最近DXという言葉をよく耳にする。たとえば「アフターコロナで必要になるDX」「これからの時代のDX戦略とは」など、こんな新聞や雑誌記事を目にしない日はない。一方でDX事業を立ち上げ、売り込みを始める企業もどんどん増えてきた。経済産業省もレポートを発表してDXの本格的な展開を促している。
でも、そもそもDXって何なのか?従来のIT化とどう違うのか?そこを考えてみたい。
まずITとは文字通り情報技術のこと、ネットワークを駆使してデジタル化で社会の利便性を高めていくテクノロジーのことだ。ここでデジタル化という言葉がでたが、DXの本質は何かというと、ITによるデジタル化を実現することで、従来のビジネスモデルや企業組織を変革することを目指す。
IT化とはデジタル技術により生産性や業務効率化を追究するものだが、DXはITを手段と考えて企業変革を進めていく方法である。
DXの提唱者、ウメオ大学のエリック・ストルターマン教授も、DXを一言で表現すると「デジタルによる変革」だといっているが、つまりデジタル技術で新たなサービスやビジネスモデルを展開し、働き方改革や社会変革を実現することが目的だ。
新型コロナの影響でテレワークやシステム活用が一般的になり、企業のデジタル技術に対する意識も変わってきた。最初はやらざるを得ない状況だったが、実際にやってみると新たな発見や気づきがあり、デジタル技術の有効性が理解された結果、ペーパーレスや電子ハンコ、会議システム。オンライン営業、リアル店舗のEC化など、従来のスタンダードがデジタル技術にだんだん置き換わるようになった。
また、どうしてもDXが必要になる状況がある、それが2025年問題だ。総務省の統計では、2025年に75歳以上の高齢者の人口が約2200万人になる予想。その結果、不足する労働力は583万人に上ると予測されている。

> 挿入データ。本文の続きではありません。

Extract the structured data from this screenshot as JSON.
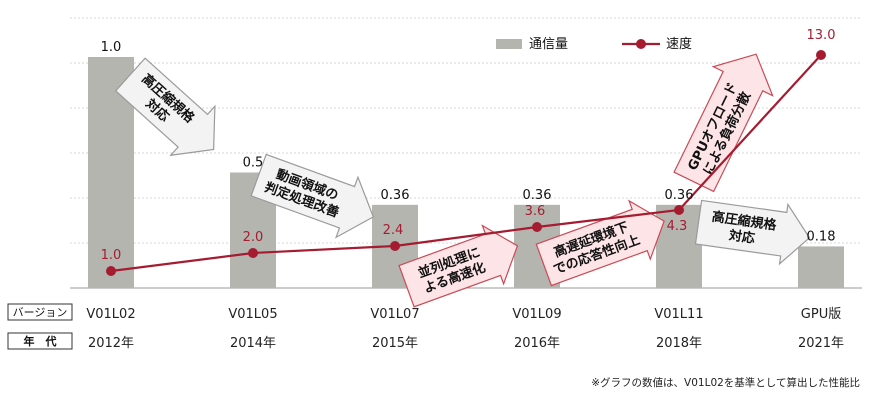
{
  "chart_data": {
    "type": "bar+line",
    "categories": [
      "V01L02",
      "V01L05",
      "V01L07",
      "V01L09",
      "V01L11",
      "GPU版"
    ],
    "years": [
      "2012年",
      "2014年",
      "2015年",
      "2016年",
      "2018年",
      "2021年"
    ],
    "row_labels": {
      "version": "バージョン",
      "year": "年　代"
    },
    "series": [
      {
        "name": "通信量",
        "type": "bar",
        "color": "#b5b5b0",
        "values": [
          1.0,
          0.5,
          0.36,
          0.36,
          0.36,
          0.18
        ],
        "labels": [
          "1.0",
          "0.5",
          "0.36",
          "0.36",
          "0.36",
          "0.18"
        ]
      },
      {
        "name": "速度",
        "type": "line",
        "color": "#a51c30",
        "values": [
          1.0,
          2.0,
          2.4,
          3.6,
          4.3,
          13.0
        ],
        "labels": [
          "1.0",
          "2.0",
          "2.4",
          "3.6",
          "4.3",
          "13.0"
        ]
      }
    ],
    "legend_position": "top-right",
    "grid": true,
    "ylim_bar": [
      0,
      1.2
    ],
    "callouts": [
      {
        "lines": [
          "高圧縮規格",
          "対応"
        ],
        "style": "gray"
      },
      {
        "lines": [
          "動画領域の",
          "判定処理改善"
        ],
        "style": "gray"
      },
      {
        "lines": [
          "並列処理に",
          "よる高速化"
        ],
        "style": "pink"
      },
      {
        "lines": [
          "高遅延環境下",
          "での応答性向上"
        ],
        "style": "pink"
      },
      {
        "lines": [
          "GPUオフロード",
          "による負荷分散"
        ],
        "style": "pink"
      },
      {
        "lines": [
          "高圧縮規格",
          "対応"
        ],
        "style": "gray"
      }
    ],
    "footnote": "※グラフの数値は、V01L02を基準として算出した性能比"
  }
}
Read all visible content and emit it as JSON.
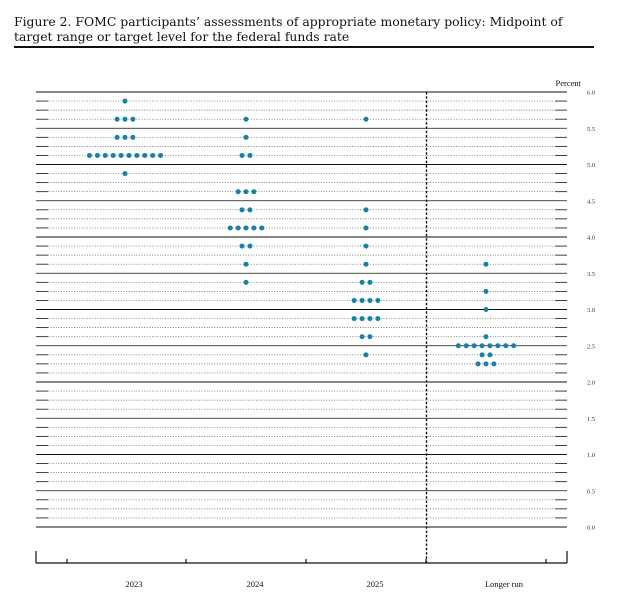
{
  "caption": {
    "text": "Figure 2.  FOMC participants’ assessments of appropriate monetary policy: Midpoint of target range or target level for the federal funds rate"
  },
  "colors": {
    "dot": "#1b7fa8",
    "line": "#111111"
  },
  "chart_data": {
    "type": "scatter",
    "title": "Figure 2.  FOMC participants’ assessments of appropriate monetary policy: Midpoint of target range or target level for the federal funds rate",
    "ylabel": "Percent",
    "ylim": [
      0,
      6.0
    ],
    "y_ticks": [
      "6.0",
      "5.5",
      "5.0",
      "4.5",
      "4.0",
      "3.5",
      "3.0",
      "2.5",
      "2.0",
      "1.5",
      "1.0",
      "0.5",
      "0.0"
    ],
    "y_tick_values": [
      6.0,
      5.5,
      5.0,
      4.5,
      4.0,
      3.5,
      3.0,
      2.5,
      2.0,
      1.5,
      1.0,
      0.5,
      0.0
    ],
    "minor_step": 0.125,
    "categories": [
      "2023",
      "2024",
      "2025",
      "Longer run"
    ],
    "points": [
      [
        [
          5.875,
          1
        ],
        [
          5.625,
          3
        ],
        [
          5.375,
          3
        ],
        [
          5.125,
          10
        ],
        [
          4.875,
          1
        ]
      ],
      [
        [
          5.625,
          1
        ],
        [
          5.375,
          1
        ],
        [
          5.125,
          2
        ],
        [
          4.625,
          3
        ],
        [
          4.375,
          2
        ],
        [
          4.125,
          5
        ],
        [
          3.875,
          2
        ],
        [
          3.625,
          1
        ],
        [
          3.375,
          1
        ]
      ],
      [
        [
          5.625,
          1
        ],
        [
          4.375,
          1
        ],
        [
          4.125,
          1
        ],
        [
          3.875,
          1
        ],
        [
          3.625,
          1
        ],
        [
          3.375,
          2
        ],
        [
          3.125,
          4
        ],
        [
          2.875,
          4
        ],
        [
          2.625,
          2
        ],
        [
          2.375,
          1
        ]
      ],
      [
        [
          3.625,
          1
        ],
        [
          3.25,
          1
        ],
        [
          3.0,
          1
        ],
        [
          2.625,
          1
        ],
        [
          2.5,
          8
        ],
        [
          2.375,
          2
        ],
        [
          2.25,
          3
        ]
      ]
    ],
    "divider_after_category": 2,
    "grid": true
  }
}
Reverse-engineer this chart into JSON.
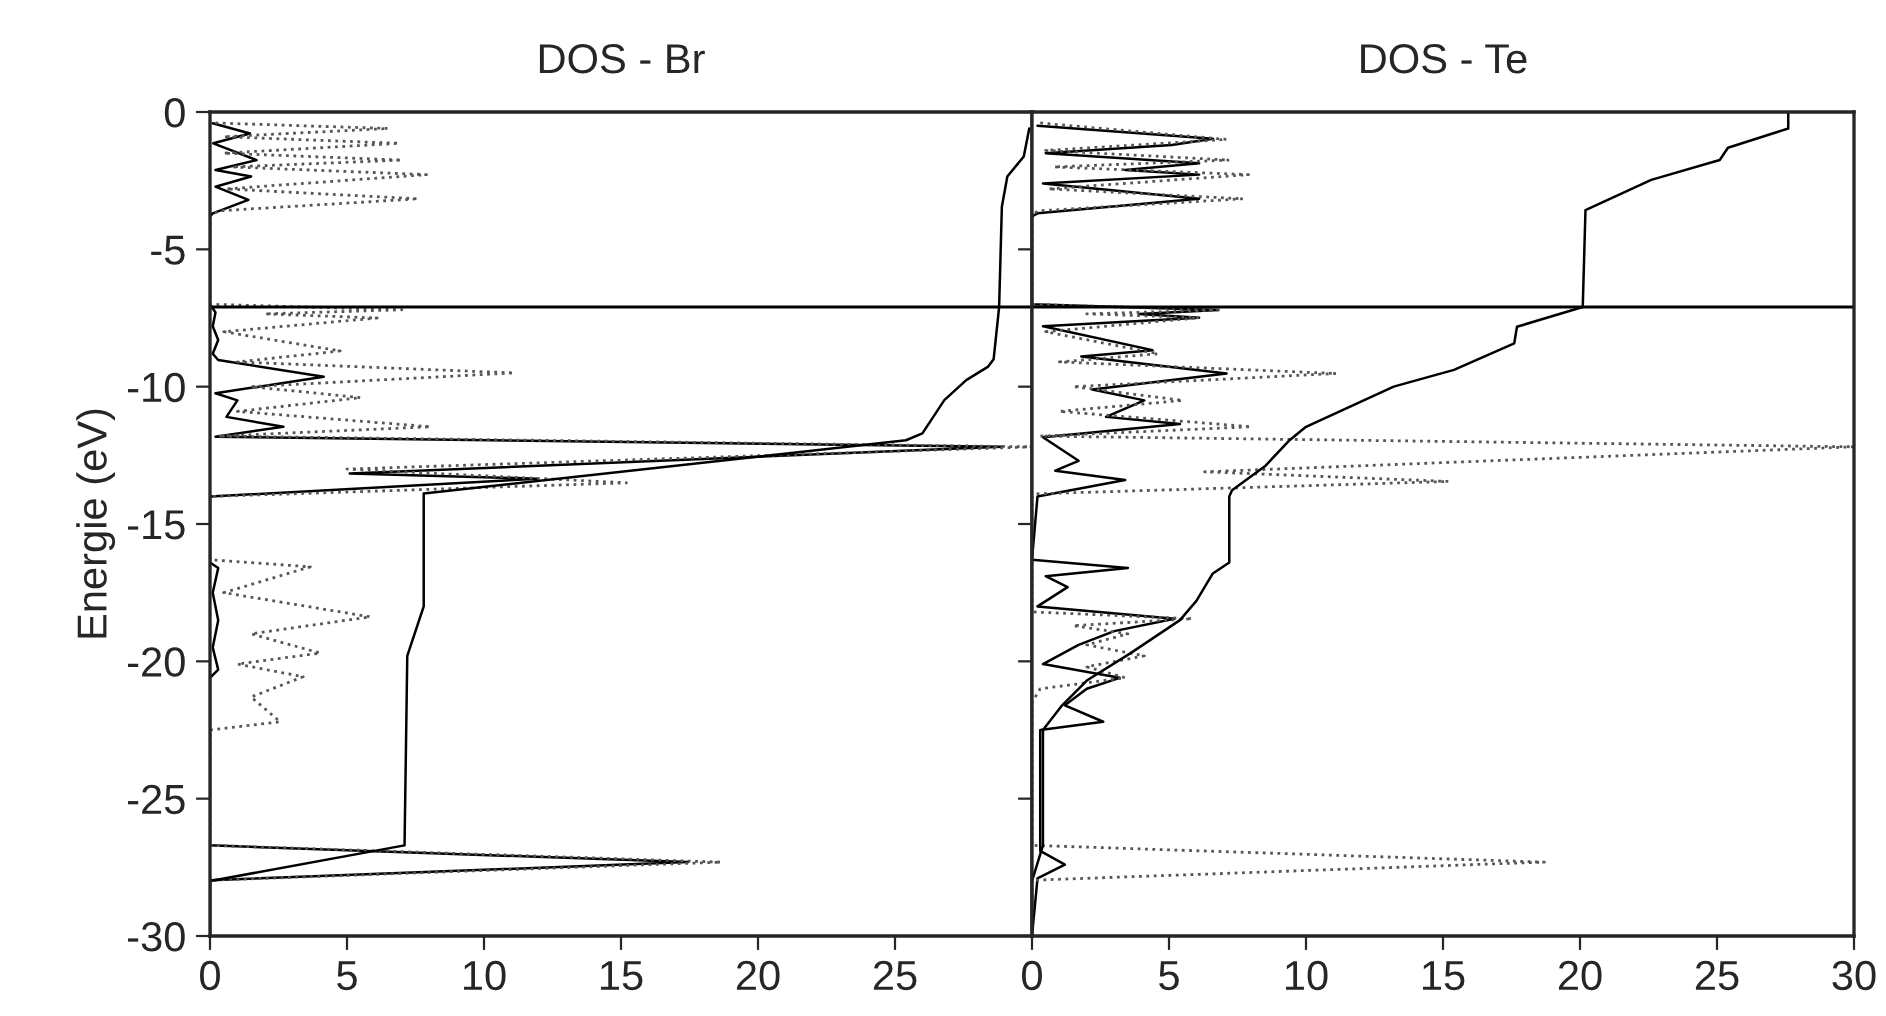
{
  "chart_data": [
    {
      "type": "line",
      "title": "DOS - Br",
      "ylabel": "Energie (eV)",
      "xlim": [
        0,
        30
      ],
      "xticks": [
        0,
        5,
        10,
        15,
        20,
        25
      ],
      "ylim": [
        -30,
        0
      ],
      "yticks": [
        0,
        -5,
        -10,
        -15,
        -20,
        -25,
        -30
      ],
      "grid": false,
      "legend": false,
      "ref_lines": [
        {
          "axis": "y",
          "value": -7.1,
          "color": "#000000"
        }
      ],
      "series": [
        {
          "color": "#000000",
          "line_style": "solid",
          "x": [
            0.1,
            1.46,
            0.12,
            1.7,
            0.2,
            1.5,
            0.2,
            1.4,
            0.1,
            0,
            0,
            0.2,
            0.1,
            0.3,
            0.1,
            0.3,
            4.15,
            0.2,
            1.0,
            0.6,
            2.68,
            0.2,
            28.9,
            5.1,
            11.95,
            0,
            0,
            0.3,
            0.1,
            0.3,
            0.1,
            0.3,
            0,
            0,
            17.44,
            0,
            0
          ],
          "values": [
            -0.41,
            -0.78,
            -1.14,
            -1.75,
            -2.11,
            -2.35,
            -2.72,
            -3.2,
            -3.69,
            -3.8,
            -7.0,
            -7.3,
            -7.8,
            -8.3,
            -8.8,
            -9.03,
            -9.64,
            -10.24,
            -10.5,
            -11.1,
            -11.46,
            -11.82,
            -12.19,
            -13.16,
            -13.35,
            -14.0,
            -16.4,
            -16.6,
            -17.5,
            -18.5,
            -19.5,
            -20.3,
            -20.6,
            -26.7,
            -27.31,
            -27.97,
            -30
          ]
        },
        {
          "color": "#555555",
          "line_style": "dotted",
          "x": [
            0.2,
            6.5,
            0.5,
            6.9,
            0.5,
            7.0,
            0.8,
            7.9,
            0.6,
            7.6,
            0.3,
            0,
            0,
            7.0,
            2.0,
            6.1,
            0.5,
            4.75,
            1.0,
            11.1,
            1.5,
            5.5,
            1.0,
            8.05,
            0.3,
            30,
            5.0,
            15.2,
            0,
            0,
            3.66,
            0.5,
            5.85,
            1.5,
            4.02,
            1.0,
            3.4,
            1.5,
            2.56,
            0,
            0,
            18.65,
            0,
            0
          ],
          "values": [
            -0.4,
            -0.6,
            -0.9,
            -1.14,
            -1.5,
            -1.75,
            -2.0,
            -2.28,
            -2.8,
            -3.16,
            -3.6,
            -3.8,
            -7.0,
            -7.2,
            -7.35,
            -7.5,
            -8.0,
            -8.7,
            -9.1,
            -9.5,
            -10.0,
            -10.4,
            -10.9,
            -11.46,
            -11.8,
            -12.19,
            -13.0,
            -13.5,
            -14.0,
            -16.3,
            -16.56,
            -17.5,
            -18.38,
            -19.0,
            -19.7,
            -20.1,
            -20.56,
            -21.3,
            -22.2,
            -22.5,
            -26.7,
            -27.31,
            -27.97,
            -30
          ]
        },
        {
          "color": "#000000",
          "line_style": "solid",
          "x": [
            29.9,
            29.7,
            29.1,
            28.9,
            28.8,
            28.6,
            28.4,
            27.6,
            26.8,
            26.0,
            25.4,
            7.8,
            7.8,
            7.2,
            7.1,
            0,
            0
          ],
          "values": [
            -0.6,
            -1.62,
            -2.35,
            -3.45,
            -7.1,
            -9.0,
            -9.27,
            -9.76,
            -10.49,
            -11.7,
            -11.95,
            -13.89,
            -18.0,
            -19.8,
            -26.7,
            -28.0,
            -30
          ]
        }
      ]
    },
    {
      "type": "line",
      "title": "DOS - Te",
      "xlim": [
        0,
        30
      ],
      "xticks": [
        0,
        5,
        10,
        15,
        20,
        25,
        30
      ],
      "ylim": [
        -30,
        0
      ],
      "yticks": [
        0,
        -5,
        -10,
        -15,
        -20,
        -25,
        -30
      ],
      "tick_labels": "x",
      "grid": false,
      "legend": false,
      "ref_lines": [
        {
          "axis": "y",
          "value": -7.1,
          "color": "#000000"
        }
      ],
      "series": [
        {
          "color": "#000000",
          "line_style": "solid",
          "x": [
            0.2,
            6.6,
            5.1,
            0.5,
            6.1,
            3.4,
            6.1,
            0.4,
            6.1,
            0.2,
            0,
            0,
            6.8,
            3.9,
            6.1,
            0.4,
            4.4,
            1.8,
            7.1,
            2.2,
            4.1,
            2.7,
            5.4,
            0.4,
            1.7,
            0.85,
            3.4,
            0.2,
            0,
            3.5,
            0.5,
            1.3,
            0.2,
            5.2,
            3.0,
            1.7,
            0.4,
            3.2,
            2.0,
            1.2,
            2.6,
            0.3,
            0.3,
            1.2,
            0.2,
            0
          ],
          "values": [
            -0.5,
            -0.97,
            -1.2,
            -1.5,
            -1.87,
            -2.11,
            -2.28,
            -2.6,
            -3.16,
            -3.69,
            -3.8,
            -7.0,
            -7.21,
            -7.35,
            -7.49,
            -7.8,
            -8.67,
            -8.9,
            -9.52,
            -10.1,
            -10.5,
            -11.1,
            -11.36,
            -11.84,
            -12.7,
            -13.06,
            -13.4,
            -14.0,
            -16.3,
            -16.6,
            -16.9,
            -17.3,
            -18.0,
            -18.45,
            -18.9,
            -19.4,
            -20.1,
            -20.6,
            -21.0,
            -21.6,
            -22.2,
            -22.5,
            -26.9,
            -27.4,
            -27.9,
            -30
          ]
        },
        {
          "color": "#555555",
          "line_style": "dotted",
          "x": [
            0.3,
            7.1,
            0.5,
            7.2,
            0.8,
            7.9,
            0.6,
            7.7,
            0.2,
            0,
            0,
            6.8,
            2.0,
            6.1,
            0.5,
            4.6,
            1.0,
            11.1,
            1.5,
            5.5,
            1.0,
            8.0,
            0.3,
            30,
            6.3,
            15.2,
            0.2,
            0,
            0,
            5.85,
            1.5,
            3.5,
            2.0,
            4.1,
            2.0,
            3.4,
            0.3,
            0,
            0,
            18.7,
            0,
            0
          ],
          "values": [
            -0.4,
            -1.0,
            -1.4,
            -1.75,
            -2.0,
            -2.28,
            -2.8,
            -3.16,
            -3.6,
            -3.8,
            -7.0,
            -7.21,
            -7.35,
            -7.49,
            -8.0,
            -8.8,
            -9.1,
            -9.52,
            -10.0,
            -10.5,
            -10.9,
            -11.46,
            -11.8,
            -12.19,
            -13.1,
            -13.45,
            -13.9,
            -14.0,
            -18.2,
            -18.45,
            -18.7,
            -19.0,
            -19.4,
            -19.8,
            -20.2,
            -20.6,
            -21.0,
            -21.5,
            -26.7,
            -27.31,
            -27.97,
            -30
          ]
        },
        {
          "color": "#000000",
          "line_style": "solid",
          "x": [
            27.6,
            27.6,
            25.4,
            25.1,
            22.6,
            20.2,
            20.1,
            17.7,
            17.6,
            15.4,
            13.2,
            10.0,
            9.4,
            8.5,
            7.3,
            7.2,
            7.2,
            6.6,
            6.0,
            5.4,
            3.6,
            2.0,
            1.1,
            0.4,
            0.4,
            0,
            0
          ],
          "values": [
            0,
            -0.6,
            -1.3,
            -1.75,
            -2.47,
            -3.57,
            -7.1,
            -7.82,
            -8.42,
            -9.39,
            -10.0,
            -11.46,
            -11.95,
            -12.9,
            -13.77,
            -14.0,
            -16.4,
            -16.8,
            -17.8,
            -18.5,
            -19.7,
            -20.7,
            -21.6,
            -22.5,
            -26.7,
            -28.0,
            -30
          ]
        }
      ]
    }
  ]
}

経済産業省が出したDXレポートでは「2025年の崖」という表現が飛び出した。この崖とは、基幹システムを作ったエンジニアがすでに退職しブラックボックスと化したレガシーシステムだけが残される状況を示している。
過剰にカスタマイズされることで複雑・肥大化したシステムを理解できる人は社内にいない。また、基幹システムの内部構造が分からないのでトラブル発生時の対応には多大な時間がかかるだけでなく、本来の業務が停止しトラブル対応がたいへん。

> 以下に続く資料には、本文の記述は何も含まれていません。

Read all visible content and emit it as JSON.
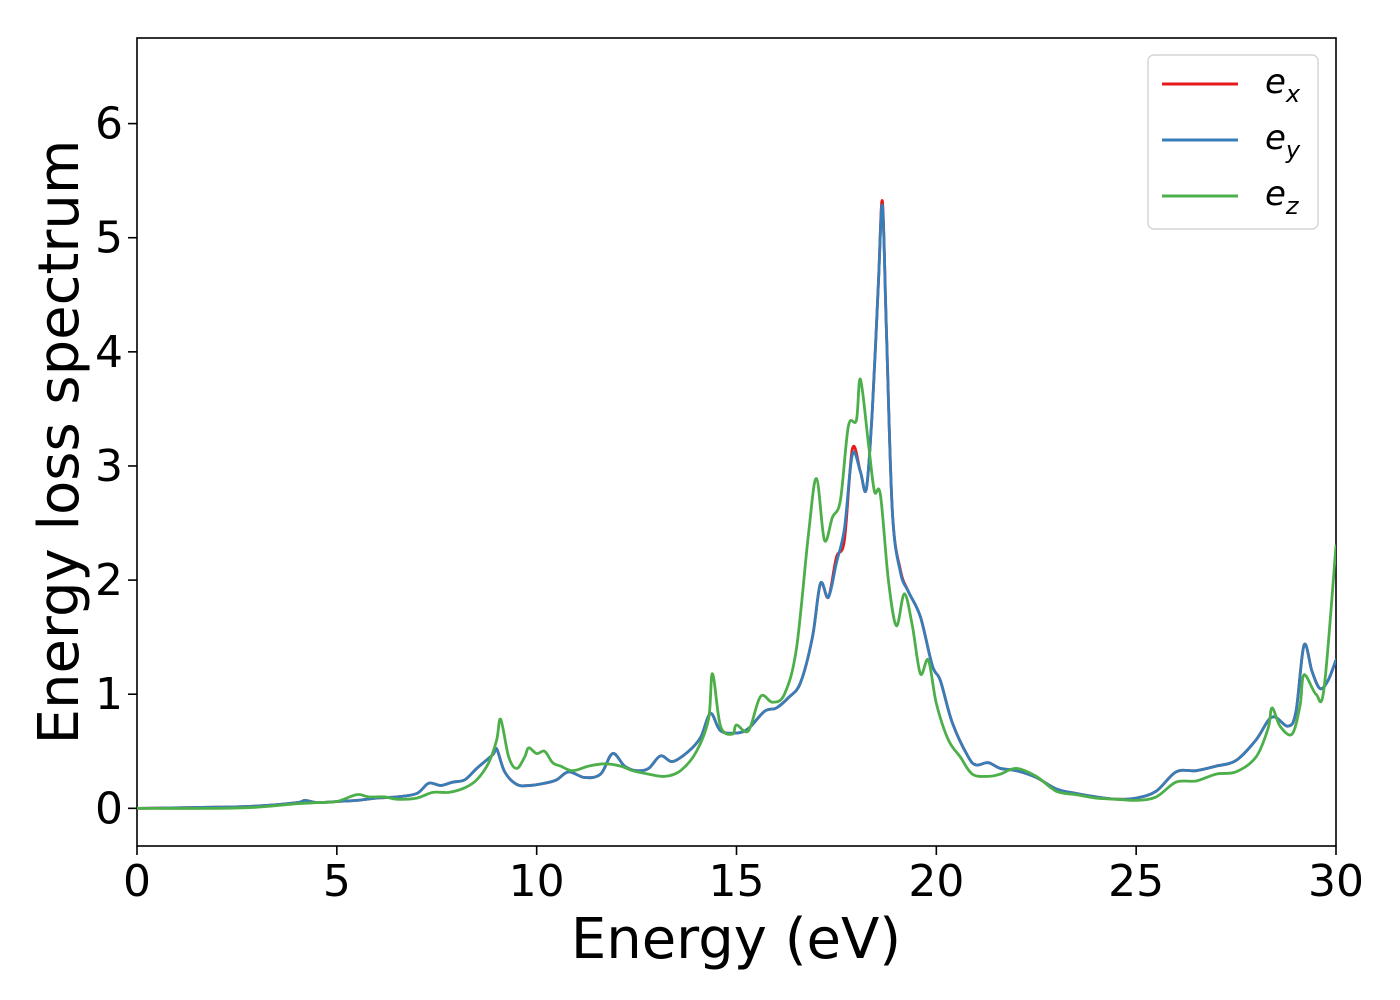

システムをどうにかしたくても、一度触れれば何が起こるか分からないので手がつけられない。こういう状況に陥る前にDX改革を進めてくださいというのが趣旨だ。
経済産業省によれば、もしこのまま放置すると年間で約12兆円もの経済損失が発生するという。これが2025年というターニングポイントを取り巻く状況だ。
このように目前に迫る2025年問題を前にして、システムの刷新を含むDX推進が課題となり、リスク回避の対応が急がれているのである。